If the kittens are under four weeks old (to determine a kitten’s age, read part two), they need to be housed in a way that keeps them safe and warm, and they need to be bottle-fed until they are big enough to graduate first to gruel, then solid food. The tips here will help you set up a cozy and safe home for the kittens and will let you know what to expect in those first weeks.
A warm kitten is a healthy kitten
Keep kittens warm! A dog crate or kennel is a good choice of enclosure for keeping the kittens safe and contained, as well as for monitoring the temperature. This is important because keeping kittens warm is crucial. Janice Dankert, Best Friends community cat program supervisor, explains, “When kittens are cold, their bodily functions quit working.” If any of the kittens are limp or minimally responsive, or are cool or cold to the touch, this is indicative of an emergency situation – you should provide heat to the kitten and take him or her to the vet right away.
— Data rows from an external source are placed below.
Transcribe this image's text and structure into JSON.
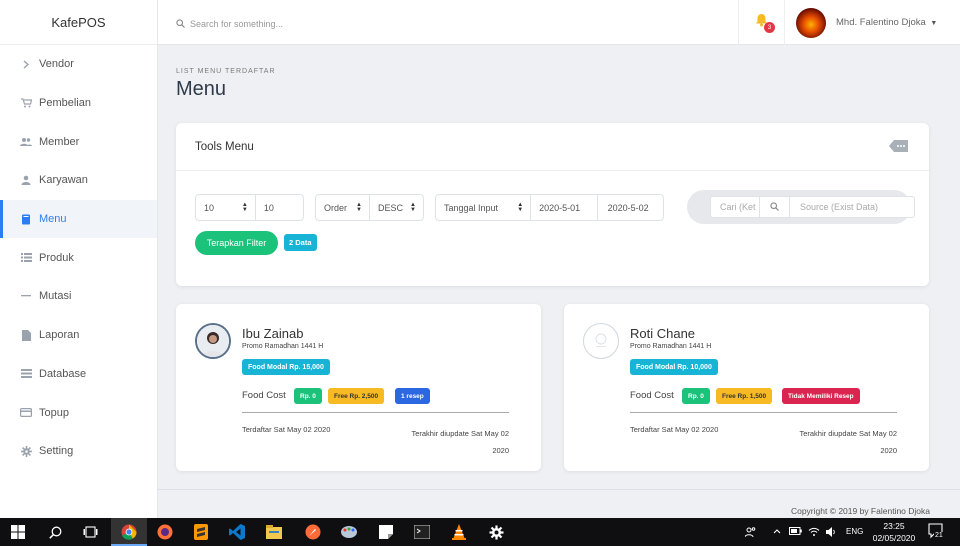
{
  "app": {
    "brand": "KafePOS"
  },
  "sidebar": {
    "items": [
      {
        "label": "Vendor",
        "icon": "chevron-right-icon"
      },
      {
        "label": "Pembelian",
        "icon": "cart-icon"
      },
      {
        "label": "Member",
        "icon": "users-icon"
      },
      {
        "label": "Karyawan",
        "icon": "user-icon"
      },
      {
        "label": "Menu",
        "icon": "book-icon",
        "active": true
      },
      {
        "label": "Produk",
        "icon": "list-icon"
      },
      {
        "label": "Mutasi",
        "icon": "minus-icon"
      },
      {
        "label": "Laporan",
        "icon": "file-icon"
      },
      {
        "label": "Database",
        "icon": "database-icon"
      },
      {
        "label": "Topup",
        "icon": "card-icon"
      },
      {
        "label": "Setting",
        "icon": "gear-icon"
      }
    ]
  },
  "topbar": {
    "search_placeholder": "Search for something...",
    "notification_count": "3",
    "user_name": "Mhd. Falentino Djoka"
  },
  "page": {
    "subtitle": "LIST MENU TERDAFTAR",
    "title": "Menu"
  },
  "tools": {
    "title": "Tools Menu",
    "limit_select": "10",
    "limit_input": "10",
    "order_select": "Order",
    "direction_select": "DESC",
    "date_field_select": "Tanggal Input",
    "date_from": "2020-5-01",
    "date_to": "2020-5-02",
    "search_placeholder": "Cari (Ket",
    "source_placeholder": "Source (Exist Data)",
    "apply_label": "Terapkan Filter",
    "data_count": "2 Data"
  },
  "cards": [
    {
      "name": "Ibu Zainab",
      "promo": "Promo Ramadhan 1441 H",
      "modal": "Food Modal Rp. 15,000",
      "food_cost_label": "Food Cost",
      "cost": "Rp. 0",
      "free": "Free Rp. 2,500",
      "resep": "1 resep",
      "registered": "Terdaftar Sat May 02 2020",
      "updated_1": "Terakhir diupdate Sat May 02",
      "updated_2": "2020"
    },
    {
      "name": "Roti Chane",
      "promo": "Promo Ramadhan 1441 H",
      "modal": "Food Modal Rp. 10,000",
      "food_cost_label": "Food Cost",
      "cost": "Rp. 0",
      "free": "Free Rp. 1,500",
      "resep": "Tidak Memiliki Resep",
      "registered": "Terdaftar Sat May 02 2020",
      "updated_1": "Terakhir diupdate Sat May 02",
      "updated_2": "2020"
    }
  ],
  "footer": {
    "copyright": "Copyright © 2019 by Falentino Djoka"
  },
  "taskbar": {
    "language": "ENG",
    "time": "23:25",
    "date": "02/05/2020",
    "notifications": "21",
    "colors": {
      "accent": "#2a7ef2",
      "success": "#1bc27a",
      "info": "#17b4d6",
      "warning": "#f7b924",
      "danger": "#d92550"
    }
  }
}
Best Friends veterinarian Dr. Patti Patterson recommends keeping the room temperature above 75 degrees or so. Kittens also need constant heat by way of a heating pad, without an automatic shutoff, set on low. Trielle Gritton, senior manager of adoptions and outreach at Best Friends Animal Society–Utah, says, “The heating pad should be covered in cloth – old towels, throws or blankets work well. And it should only cover half the enclosure so the kittens can move away from it.” An alternative to a heating pad is a microwaveable disc (called SnuggleSafe) made just for keeping pets warm.
Regular monitoring is important to ensure the kittens aren’t too hot or cold. Dr. Patti says, “If the kittens feel cold to the touch, they’re too cold. They should feel toasty warm, but if they are panting or seem to be stretched out away from each other, this may indicate too much heat – you can turn down the heating pad or open the top of the dog crate to allow the area to cool down.”
Trielle adds, “It is also very important to remember that a kitten should never be fed cold formula, and they should never be fed if they are cold.”
Feeding time for Bottle Baby Kittens
“Kittens need to be bottle-fed formula until they’re about four weeks old, and then they can begin to wean,” says Trielle. If you have found the kittens after the pet supply store has closed for the day, you can use goat’s milk as a stopgap, but this should not be used for an extended period of time. Kitten formula, bottles, rubber nipples, and cleaning supplies are available at most pet supply stores, and even many grocery stores. Follow the instructions carefully on the formula package to ensure proper mixing and handling.
Trielle says, “It is important to note that kittens should never be fed on their backs, but their bellies should always touch the floor (or other surface) when being bottle-fed.” Best Friends veterinarian Dr. Patti Patterson recommends allowing the kittens to eat until satiated. On average, it should take approximately 10 to 15 minutes to properly feed each kitten at every stage until weaned.
Kittens also need help eliminating (going to the bathroom) until they are about three to four weeks old. To do this, use a warm, damp washcloth to gently massage the anal area until they go. This should be done every time you feed each kitten. A litter box with only non-clumping litter can be introduced when kittens are about three weeks of age. Kittens will not have solid stool while still drinking formula.